Common Redpoll

Habitat

The Common Redpolls shown in this print were photographed behind the former Crocker and Albion paper mills:

Audio

Below, a field recording posted to the bird audio archive site Xeno-Canto:


After the first paper mill began operating in Holyoke in 1873, the city quickly established itself as a center of the industry. By 1907 Holyoke’€™s paper industry consisted of 24 mills employing 4,551 workers.

The nickname ‘The Paper City’ still sticks.

When the jobs left the mills remained, including a row of former factories running along the city’s border at the Connecticut River. In their day, they were home to several of the 16 divisions of the American Writing Paper Co., including the Crocker, Albion, Mt. Tom, Nonotuck and Gill divisions.

Two of the mills have been destroyed in separate, spectacular fires. After falling into severe decay, the rest are being dismantled, their brick and beams sold off as salvage material.

(c) Greg Saulmon 2010

The interior of the Albion Paper Mill. (c) Greg Saulmon 2010

A path runs between these buildings and a tall concrete wall that serves as part of the city’s flood control system, and if you follow this path you’ll find some of the most interesting birding territory in the city.

The proximity to the river, a natural migratory flyway, means it’s possible to see just about anything here.

Orioles visit the courtyards of the old mills; Bald Eagles hunting along the river soar overhead.

And, for a few weeks in January, a handful of Common Redpolls foraged near a Dumpster filled with debris from the demolition process.

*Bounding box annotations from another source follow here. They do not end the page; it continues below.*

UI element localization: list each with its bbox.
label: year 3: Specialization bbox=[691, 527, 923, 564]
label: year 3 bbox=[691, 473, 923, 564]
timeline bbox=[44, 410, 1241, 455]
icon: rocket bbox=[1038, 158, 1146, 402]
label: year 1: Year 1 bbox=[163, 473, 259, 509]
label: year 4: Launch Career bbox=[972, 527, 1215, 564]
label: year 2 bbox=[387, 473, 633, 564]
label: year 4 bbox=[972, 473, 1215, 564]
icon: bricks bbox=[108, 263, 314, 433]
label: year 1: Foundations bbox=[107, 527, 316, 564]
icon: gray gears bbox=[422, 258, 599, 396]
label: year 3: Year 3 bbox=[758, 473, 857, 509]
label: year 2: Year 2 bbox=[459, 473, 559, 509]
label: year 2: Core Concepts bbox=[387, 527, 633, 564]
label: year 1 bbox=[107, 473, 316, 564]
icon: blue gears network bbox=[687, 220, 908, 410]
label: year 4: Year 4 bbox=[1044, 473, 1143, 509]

A regular winter visitor to backyard feeders in western Massachusetts, this spot behind the mills was the only place in the city where I observed them over the winter. They’d found what they needed: a stand of dead weeds, still laden with seeds, growing among the ties of forgotten railroad tracks.

The variety of birds that can be found behind the mills — and the chance of encountering an interesting surprise species — is only half the reason I enjoy birding here, though. The other draw: the buildings themselves.

Peer into an open basement window and you’re met with the building’s breath, an exhale of must and stale fuel fumes. Visit often enough and you notice the little changes, the wall collapses and the sudden appearance of a new bundle of handsome wood floorboards extracted from inside.

It all starts to feel like watching a time-lapse film. The massive, stoic structures that have defined the city’s architectural and economic landscape suddenly seem intensely temporary, and it’s hard to imagine what, if anything, comes next.

The only thing that seems certain? The birds were here long before the mills, and they’re likely to be here long after the last load of bricks is carted away.